By Caroline Yoshida-Butryn
Muslim students at Ryerson must continue to choose between prayer and class on Friday afternoons.
Members of the Muslim Students’ Association criticized the motion to discuss rescheduling Friday classes between 1 and 3 p.m. to accommodate Muslim student prayer at the Senate meeting last Tuesday.
The motion, put forth by third-year aerospace engineering student Salman Omer, was eventually withdrawn.
Jumu’ah, the Muslim prayer on Fridays, is the most important prayer of the week. It consists of a group prayer and sermon conducted by an imam shortly after noon.
For Muslim students with a conflict, their only course of action is to consult with professors on an individual basis each week and request time off from class for prayer.

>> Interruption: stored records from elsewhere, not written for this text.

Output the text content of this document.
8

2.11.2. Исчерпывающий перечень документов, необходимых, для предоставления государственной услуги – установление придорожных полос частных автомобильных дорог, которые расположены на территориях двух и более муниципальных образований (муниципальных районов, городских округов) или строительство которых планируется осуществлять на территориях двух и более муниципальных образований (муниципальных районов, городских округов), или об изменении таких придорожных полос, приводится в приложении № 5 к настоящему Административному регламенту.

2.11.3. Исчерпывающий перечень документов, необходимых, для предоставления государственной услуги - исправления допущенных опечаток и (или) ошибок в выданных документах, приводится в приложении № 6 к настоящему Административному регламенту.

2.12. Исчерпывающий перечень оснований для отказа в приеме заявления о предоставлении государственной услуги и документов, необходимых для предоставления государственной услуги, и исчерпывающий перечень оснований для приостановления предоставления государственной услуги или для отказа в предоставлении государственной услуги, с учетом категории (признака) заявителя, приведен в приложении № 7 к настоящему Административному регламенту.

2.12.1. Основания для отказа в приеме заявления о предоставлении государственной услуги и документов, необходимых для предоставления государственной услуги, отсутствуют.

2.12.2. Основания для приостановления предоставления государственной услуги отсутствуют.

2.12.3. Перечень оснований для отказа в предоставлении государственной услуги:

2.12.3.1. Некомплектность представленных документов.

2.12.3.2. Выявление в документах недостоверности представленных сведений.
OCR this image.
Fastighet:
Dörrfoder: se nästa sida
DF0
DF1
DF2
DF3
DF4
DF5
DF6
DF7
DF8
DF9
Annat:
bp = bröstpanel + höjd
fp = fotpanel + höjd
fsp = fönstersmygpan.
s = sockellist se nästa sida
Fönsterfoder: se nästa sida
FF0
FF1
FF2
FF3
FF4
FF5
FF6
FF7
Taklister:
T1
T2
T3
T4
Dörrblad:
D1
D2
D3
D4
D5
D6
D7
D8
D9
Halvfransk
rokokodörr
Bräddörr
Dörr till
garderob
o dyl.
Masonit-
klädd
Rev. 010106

Omer’s motion would have helped Muslim’s get the time off to pray.
“I support the spirit of the motion,” said Senate member Samih Abdelgadir. “But I think that more research should have been done.” Abdelgadir, who is also a member of the MSA, said that Omer should have spoken with more students before presenting his motion at the meeting.
“This was never brought up to the MSA,” said Mohamed Malik, the group’s VP Communications. “It does not represent our point of view, and it wasn’t something we were lobbying for.” He said that a two-hour break is too long and “unnecessary.”
Omer is hoping to bring up the issue again at the next meeting in November after doing more research and consulting with the MSA.
“I should have consulted them. That was a mistake on my part,” Omer said, who hasn’t had to miss his Friday lab for prayer yet. “I believe in my motion, and now I need to see what the MSA has to say about it.”
Nora Loreto, president of the Ryerson Students’ Union, helped Omer draft the motion and was shocked at the negative response it received at the meeting.
“We acted on behalf of faculty and student concern and [Omer] was embarrassed and shot down by his fellow students,” she said. “It really ripped apart the student solidarity.”
Senate member Rebecca Rose supported the motion.
“This is something Muslim students have been requesting for quite some time already,” she said. “The current policy isn’t working and I don’t see any harm in looking at it and discussing solutions.”
Rose said the motion was attacked because of Loreto’s involvement in its composition.
“I think the infighting in the RSU has spilled into the Senate,” Rose said. “I believe it’s a personal beef against Nora.”
But Abdelgadir denies this.
“Why would I do that?” he said. “If it’s something that supports Muslims, I will stand with it 100 per cent, it’s just that it should have been done the right way.”
Loreto said “petty personal politics” were at play.
“I’m not sure what my involvement’s going to be,” she said about the future of the motion.
“But I’m not going to allow this petty infighting bring down everything that I try to do.”
Vice-provost students Dr. Zouheir Fawaz said that Ryerson’s current policy adequately addresses this issue already. But nonetheless he has contacted Omer, Rose and Whitfield for a meeting within the next few weeks to discuss the next steps and future of this motion. “We don’t want people to leave their religion at their doorsteps when they come to Ryerson,” he said.